2021-03-25 14:46: Incident started and engineering notified
2021-03-25 15:05: Mitigation efforts attempted and failed
2021-03-25 15:15: External carrier contacted and notified Xandr of scheduled maintenance of some of their hardware
2021-03-25 15:58: Incident ticket escalated
2021-03-25 17:07: External carrier initiated mitigation efforts
2021-03-25 17:15: Latency began improving
2021-03-25 17:23: Xandr external bidder latency below 10% and incident considered resolved

Cause Analysis

The root cause of the incident was determined to be a submarine cable fault between Singapore and Hong Kong, which caused packet loss and high latency.

Resolution Steps

The external carrier rerouted traffic between Singapore and Hong Kong to a different, non-optimal, path as a temporary fix. They plan to start working on fixing the submarine cable on March 31st.

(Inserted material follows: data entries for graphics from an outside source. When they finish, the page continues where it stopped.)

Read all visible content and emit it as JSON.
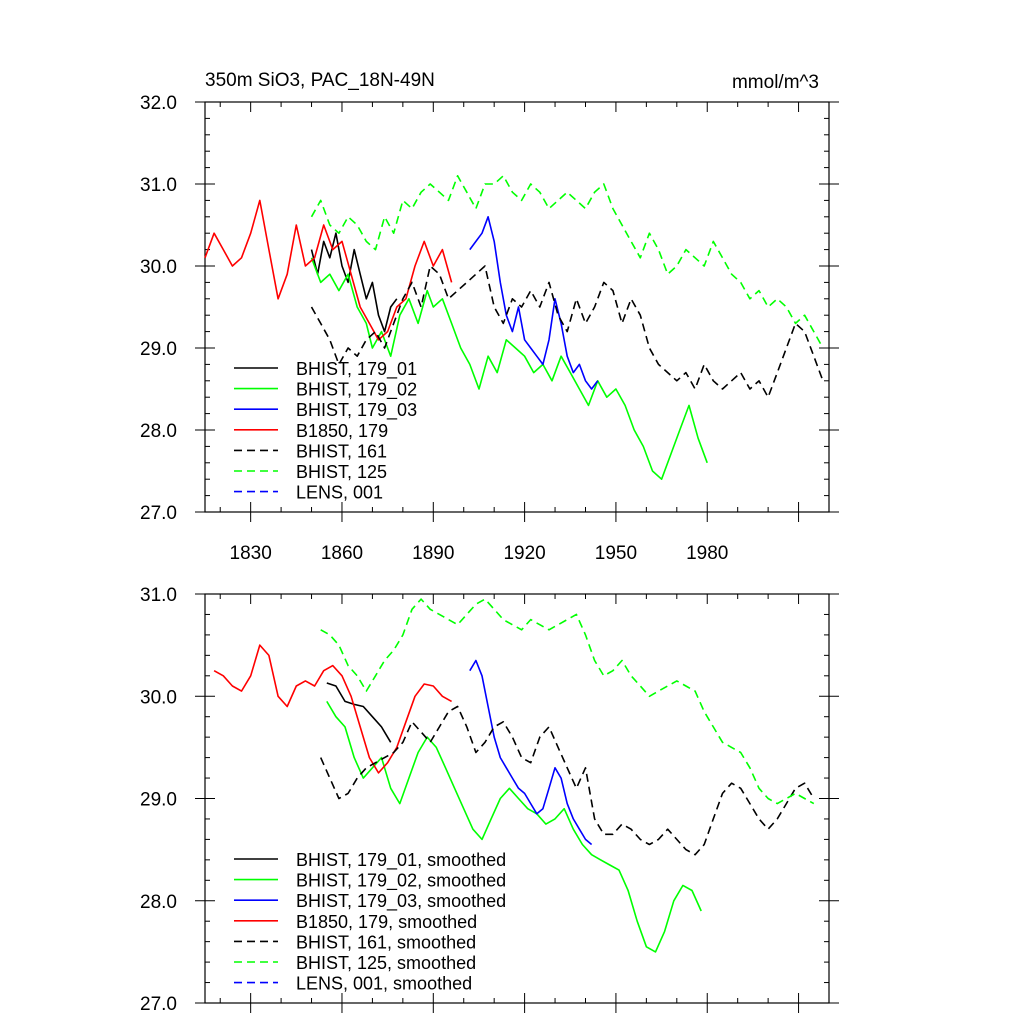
{
  "chart_data": [
    {
      "type": "line",
      "title": "350m SiO3, PAC_18N-49N",
      "units": "mmol/m^3",
      "xlabel": "",
      "ylabel": "",
      "xlim": [
        1815,
        2020
      ],
      "ylim": [
        27.0,
        32.0
      ],
      "xticks": [
        1830,
        1860,
        1890,
        1920,
        1950,
        1980
      ],
      "xtick_labels": [
        "1830",
        "1860",
        "1890",
        "1920",
        "1950",
        "1980"
      ],
      "yticks": [
        27.0,
        28.0,
        29.0,
        30.0,
        31.0,
        32.0
      ],
      "ytick_labels": [
        "27.0",
        "28.0",
        "29.0",
        "30.0",
        "31.0",
        "32.0"
      ],
      "grid": false,
      "legend_position": "bottom-left",
      "series": [
        {
          "name": "BHIST, 179_01",
          "color": "#000000",
          "dash": "solid",
          "x": [
            1850,
            1852,
            1854,
            1856,
            1858,
            1860,
            1862,
            1864,
            1866,
            1868,
            1870,
            1872,
            1874,
            1876,
            1878
          ],
          "values": [
            30.2,
            29.9,
            30.3,
            30.1,
            30.4,
            30.0,
            29.8,
            30.2,
            29.9,
            29.6,
            29.8,
            29.4,
            29.2,
            29.5,
            29.6
          ]
        },
        {
          "name": "BHIST, 179_02",
          "color": "#00ff00",
          "dash": "solid",
          "x": [
            1850,
            1853,
            1856,
            1859,
            1862,
            1865,
            1868,
            1870,
            1873,
            1876,
            1879,
            1882,
            1885,
            1888,
            1890,
            1893,
            1896,
            1899,
            1902,
            1905,
            1908,
            1911,
            1914,
            1917,
            1920,
            1923,
            1926,
            1929,
            1932,
            1935,
            1938,
            1941,
            1944,
            1947,
            1950,
            1953,
            1956,
            1959,
            1962,
            1965,
            1968,
            1971,
            1974,
            1977,
            1980
          ],
          "values": [
            30.1,
            29.8,
            29.9,
            29.7,
            29.9,
            29.5,
            29.3,
            29.0,
            29.2,
            28.9,
            29.4,
            29.6,
            29.3,
            29.7,
            29.5,
            29.6,
            29.3,
            29.0,
            28.8,
            28.5,
            28.9,
            28.7,
            29.1,
            29.0,
            28.9,
            28.7,
            28.8,
            28.6,
            28.9,
            28.7,
            28.5,
            28.3,
            28.6,
            28.4,
            28.5,
            28.3,
            28.0,
            27.8,
            27.5,
            27.4,
            27.7,
            28.0,
            28.3,
            27.9,
            27.6
          ]
        },
        {
          "name": "BHIST, 179_03",
          "color": "#0000ff",
          "dash": "solid",
          "x": [
            1902,
            1904,
            1906,
            1908,
            1910,
            1912,
            1914,
            1916,
            1918,
            1920,
            1922,
            1924,
            1926,
            1928,
            1930,
            1932,
            1934,
            1936,
            1938,
            1940,
            1942,
            1944
          ],
          "values": [
            30.2,
            30.3,
            30.4,
            30.6,
            30.3,
            29.8,
            29.4,
            29.2,
            29.5,
            29.1,
            29.0,
            28.9,
            28.8,
            29.1,
            29.6,
            29.3,
            28.9,
            28.7,
            28.8,
            28.6,
            28.5,
            28.6
          ]
        },
        {
          "name": "B1850, 179",
          "color": "#ff0000",
          "dash": "solid",
          "x": [
            1815,
            1818,
            1821,
            1824,
            1827,
            1830,
            1833,
            1836,
            1839,
            1842,
            1845,
            1848,
            1851,
            1854,
            1857,
            1860,
            1863,
            1866,
            1869,
            1872,
            1875,
            1878,
            1881,
            1884,
            1887,
            1890,
            1893,
            1896
          ],
          "values": [
            30.1,
            30.4,
            30.2,
            30.0,
            30.1,
            30.4,
            30.8,
            30.2,
            29.6,
            29.9,
            30.5,
            30.0,
            30.1,
            30.5,
            30.2,
            30.3,
            29.9,
            29.5,
            29.3,
            29.1,
            29.2,
            29.5,
            29.6,
            30.0,
            30.3,
            30.0,
            30.2,
            29.8
          ]
        },
        {
          "name": "BHIST, 161",
          "color": "#000000",
          "dash": "dashed",
          "x": [
            1850,
            1853,
            1856,
            1859,
            1862,
            1865,
            1868,
            1871,
            1874,
            1877,
            1880,
            1883,
            1886,
            1889,
            1892,
            1895,
            1898,
            1901,
            1904,
            1907,
            1910,
            1913,
            1916,
            1919,
            1922,
            1925,
            1928,
            1931,
            1934,
            1937,
            1940,
            1943,
            1946,
            1949,
            1952,
            1955,
            1958,
            1961,
            1964,
            1967,
            1970,
            1973,
            1976,
            1979,
            1982,
            1985,
            1988,
            1991,
            1994,
            1997,
            2000,
            2003,
            2006,
            2009,
            2012,
            2015,
            2018
          ],
          "values": [
            29.5,
            29.3,
            29.1,
            28.8,
            29.0,
            28.9,
            29.1,
            29.2,
            29.0,
            29.3,
            29.6,
            29.8,
            29.5,
            30.0,
            29.9,
            29.6,
            29.7,
            29.8,
            29.9,
            30.0,
            29.5,
            29.3,
            29.6,
            29.5,
            29.7,
            29.5,
            29.8,
            29.4,
            29.2,
            29.6,
            29.3,
            29.5,
            29.8,
            29.7,
            29.3,
            29.6,
            29.4,
            29.0,
            28.8,
            28.7,
            28.6,
            28.7,
            28.5,
            28.8,
            28.6,
            28.5,
            28.6,
            28.7,
            28.5,
            28.6,
            28.4,
            28.7,
            29.0,
            29.3,
            29.2,
            28.9,
            28.6
          ]
        },
        {
          "name": "BHIST, 125",
          "color": "#00ff00",
          "dash": "dashed",
          "x": [
            1850,
            1853,
            1856,
            1859,
            1862,
            1865,
            1868,
            1871,
            1874,
            1877,
            1880,
            1883,
            1886,
            1889,
            1892,
            1895,
            1898,
            1901,
            1904,
            1907,
            1910,
            1913,
            1916,
            1919,
            1922,
            1925,
            1928,
            1931,
            1934,
            1937,
            1940,
            1943,
            1946,
            1949,
            1952,
            1955,
            1958,
            1961,
            1964,
            1967,
            1970,
            1973,
            1976,
            1979,
            1982,
            1985,
            1988,
            1991,
            1994,
            1997,
            2000,
            2003,
            2006,
            2009,
            2012,
            2015,
            2018
          ],
          "values": [
            30.6,
            30.8,
            30.5,
            30.4,
            30.6,
            30.5,
            30.3,
            30.2,
            30.6,
            30.4,
            30.8,
            30.7,
            30.9,
            31.0,
            30.9,
            30.8,
            31.1,
            30.9,
            30.7,
            31.0,
            31.0,
            31.1,
            30.9,
            30.8,
            31.0,
            30.9,
            30.7,
            30.8,
            30.9,
            30.8,
            30.7,
            30.9,
            31.0,
            30.7,
            30.5,
            30.3,
            30.1,
            30.4,
            30.2,
            29.9,
            30.0,
            30.2,
            30.1,
            30.0,
            30.3,
            30.1,
            29.9,
            29.8,
            29.6,
            29.7,
            29.5,
            29.6,
            29.5,
            29.3,
            29.4,
            29.2,
            29.0
          ]
        },
        {
          "name": "LENS, 001",
          "color": "#0000ff",
          "dash": "dashed",
          "x": [],
          "values": []
        }
      ]
    },
    {
      "type": "line",
      "title": "",
      "xlabel": "",
      "ylabel": "",
      "xlim": [
        1815,
        2020
      ],
      "ylim": [
        27.0,
        31.0
      ],
      "xticks": [
        1830,
        1860,
        1890,
        1920,
        1950,
        1980
      ],
      "yticks": [
        27.0,
        28.0,
        29.0,
        30.0,
        31.0
      ],
      "ytick_labels": [
        "27.0",
        "28.0",
        "29.0",
        "30.0",
        "31.0"
      ],
      "grid": false,
      "legend_position": "bottom-left",
      "series": [
        {
          "name": "BHIST, 179_01, smoothed",
          "color": "#000000",
          "dash": "solid",
          "x": [
            1855,
            1858,
            1861,
            1864,
            1867,
            1870,
            1873,
            1876
          ],
          "values": [
            30.13,
            30.1,
            29.95,
            29.92,
            29.9,
            29.8,
            29.7,
            29.55
          ]
        },
        {
          "name": "BHIST, 179_02, smoothed",
          "color": "#00ff00",
          "dash": "solid",
          "x": [
            1855,
            1858,
            1861,
            1864,
            1867,
            1870,
            1873,
            1876,
            1879,
            1882,
            1885,
            1888,
            1891,
            1894,
            1897,
            1900,
            1903,
            1906,
            1909,
            1912,
            1915,
            1918,
            1921,
            1924,
            1927,
            1930,
            1933,
            1936,
            1939,
            1942,
            1945,
            1948,
            1951,
            1954,
            1957,
            1960,
            1963,
            1966,
            1969,
            1972,
            1975,
            1978
          ],
          "values": [
            29.95,
            29.8,
            29.7,
            29.4,
            29.2,
            29.3,
            29.4,
            29.1,
            28.95,
            29.2,
            29.45,
            29.6,
            29.5,
            29.3,
            29.1,
            28.9,
            28.7,
            28.6,
            28.8,
            29.0,
            29.1,
            29.0,
            28.9,
            28.85,
            28.75,
            28.8,
            28.9,
            28.7,
            28.55,
            28.45,
            28.4,
            28.35,
            28.3,
            28.1,
            27.8,
            27.55,
            27.5,
            27.7,
            28.0,
            28.15,
            28.1,
            27.9
          ]
        },
        {
          "name": "BHIST, 179_03, smoothed",
          "color": "#0000ff",
          "dash": "solid",
          "x": [
            1902,
            1904,
            1906,
            1908,
            1910,
            1912,
            1914,
            1916,
            1918,
            1920,
            1922,
            1924,
            1926,
            1928,
            1930,
            1932,
            1934,
            1936,
            1938,
            1940,
            1942
          ],
          "values": [
            30.25,
            30.35,
            30.2,
            29.9,
            29.6,
            29.4,
            29.3,
            29.2,
            29.1,
            29.05,
            28.95,
            28.85,
            28.9,
            29.1,
            29.3,
            29.2,
            28.95,
            28.8,
            28.7,
            28.6,
            28.55
          ]
        },
        {
          "name": "B1850, 179, smoothed",
          "color": "#ff0000",
          "dash": "solid",
          "x": [
            1818,
            1821,
            1824,
            1827,
            1830,
            1833,
            1836,
            1839,
            1842,
            1845,
            1848,
            1851,
            1854,
            1857,
            1860,
            1863,
            1866,
            1869,
            1872,
            1875,
            1878,
            1881,
            1884,
            1887,
            1890,
            1893,
            1896
          ],
          "values": [
            30.25,
            30.2,
            30.1,
            30.05,
            30.2,
            30.5,
            30.4,
            30.0,
            29.9,
            30.1,
            30.15,
            30.1,
            30.25,
            30.3,
            30.2,
            30.0,
            29.7,
            29.4,
            29.25,
            29.35,
            29.5,
            29.75,
            30.0,
            30.12,
            30.1,
            30.0,
            29.95
          ]
        },
        {
          "name": "BHIST, 161, smoothed",
          "color": "#000000",
          "dash": "dashed",
          "x": [
            1853,
            1856,
            1859,
            1862,
            1865,
            1868,
            1871,
            1874,
            1877,
            1880,
            1883,
            1886,
            1889,
            1892,
            1895,
            1898,
            1901,
            1904,
            1907,
            1910,
            1913,
            1916,
            1919,
            1922,
            1925,
            1928,
            1931,
            1934,
            1937,
            1940,
            1943,
            1946,
            1949,
            1952,
            1955,
            1958,
            1961,
            1964,
            1967,
            1970,
            1973,
            1976,
            1979,
            1982,
            1985,
            1988,
            1991,
            1994,
            1997,
            2000,
            2003,
            2006,
            2009,
            2012,
            2015
          ],
          "values": [
            29.4,
            29.2,
            29.0,
            29.05,
            29.2,
            29.3,
            29.35,
            29.4,
            29.45,
            29.55,
            29.75,
            29.65,
            29.55,
            29.7,
            29.85,
            29.9,
            29.7,
            29.45,
            29.55,
            29.7,
            29.75,
            29.6,
            29.4,
            29.35,
            29.6,
            29.7,
            29.5,
            29.3,
            29.1,
            29.3,
            28.8,
            28.65,
            28.65,
            28.75,
            28.7,
            28.6,
            28.55,
            28.6,
            28.7,
            28.6,
            28.5,
            28.45,
            28.55,
            28.8,
            29.05,
            29.15,
            29.1,
            28.95,
            28.8,
            28.7,
            28.8,
            28.95,
            29.1,
            29.15,
            29.0
          ]
        },
        {
          "name": "BHIST, 125, smoothed",
          "color": "#00ff00",
          "dash": "dashed",
          "x": [
            1853,
            1856,
            1859,
            1862,
            1865,
            1868,
            1871,
            1874,
            1877,
            1880,
            1883,
            1886,
            1889,
            1892,
            1895,
            1898,
            1901,
            1904,
            1907,
            1910,
            1913,
            1916,
            1919,
            1922,
            1925,
            1928,
            1931,
            1934,
            1937,
            1940,
            1943,
            1946,
            1949,
            1952,
            1955,
            1958,
            1961,
            1964,
            1967,
            1970,
            1973,
            1976,
            1979,
            1982,
            1985,
            1988,
            1991,
            1994,
            1997,
            2000,
            2003,
            2006,
            2009,
            2012,
            2015
          ],
          "values": [
            30.65,
            30.6,
            30.5,
            30.3,
            30.2,
            30.05,
            30.2,
            30.35,
            30.45,
            30.6,
            30.85,
            30.95,
            30.85,
            30.8,
            30.75,
            30.7,
            30.8,
            30.9,
            30.95,
            30.85,
            30.75,
            30.7,
            30.65,
            30.75,
            30.7,
            30.65,
            30.7,
            30.75,
            30.8,
            30.6,
            30.35,
            30.2,
            30.25,
            30.35,
            30.2,
            30.1,
            30.0,
            30.05,
            30.1,
            30.15,
            30.1,
            30.05,
            29.85,
            29.7,
            29.55,
            29.5,
            29.45,
            29.3,
            29.1,
            29.0,
            28.95,
            29.0,
            29.05,
            29.0,
            28.95
          ]
        },
        {
          "name": "LENS, 001, smoothed",
          "color": "#0000ff",
          "dash": "dashed",
          "x": [],
          "values": []
        }
      ]
    }
  ]
}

Posted Apr 01, 2021 - 13:25 UTC

Resolved

The incident has been fully resolved. We apologize for the inconvenience this issue may have caused, and thank you for your continued support.

Posted Mar 25, 2021 - 23:11 UTC
Monitoring

We have patched the issue and are monitoring our systems closely. We will provide an update as soon as the issue has been fully resolved.

Posted Mar 25, 2021 - 22:14 UTC
Identified

We have identified the following issue:

  • Component(s): Bidding, Ad Serving
  • Impact(s):
    • Decrease in requests sent to Bidder customers
    • Drop in delivery on external supply
  • Severity: Major Outage
  • Datacenter(s): SIN3

Our engineers are actively working towards a resolution, and we will provide an update as soon as possible. Thank you for your patience.

Posted Mar 25, 2021 - 16:43 UTC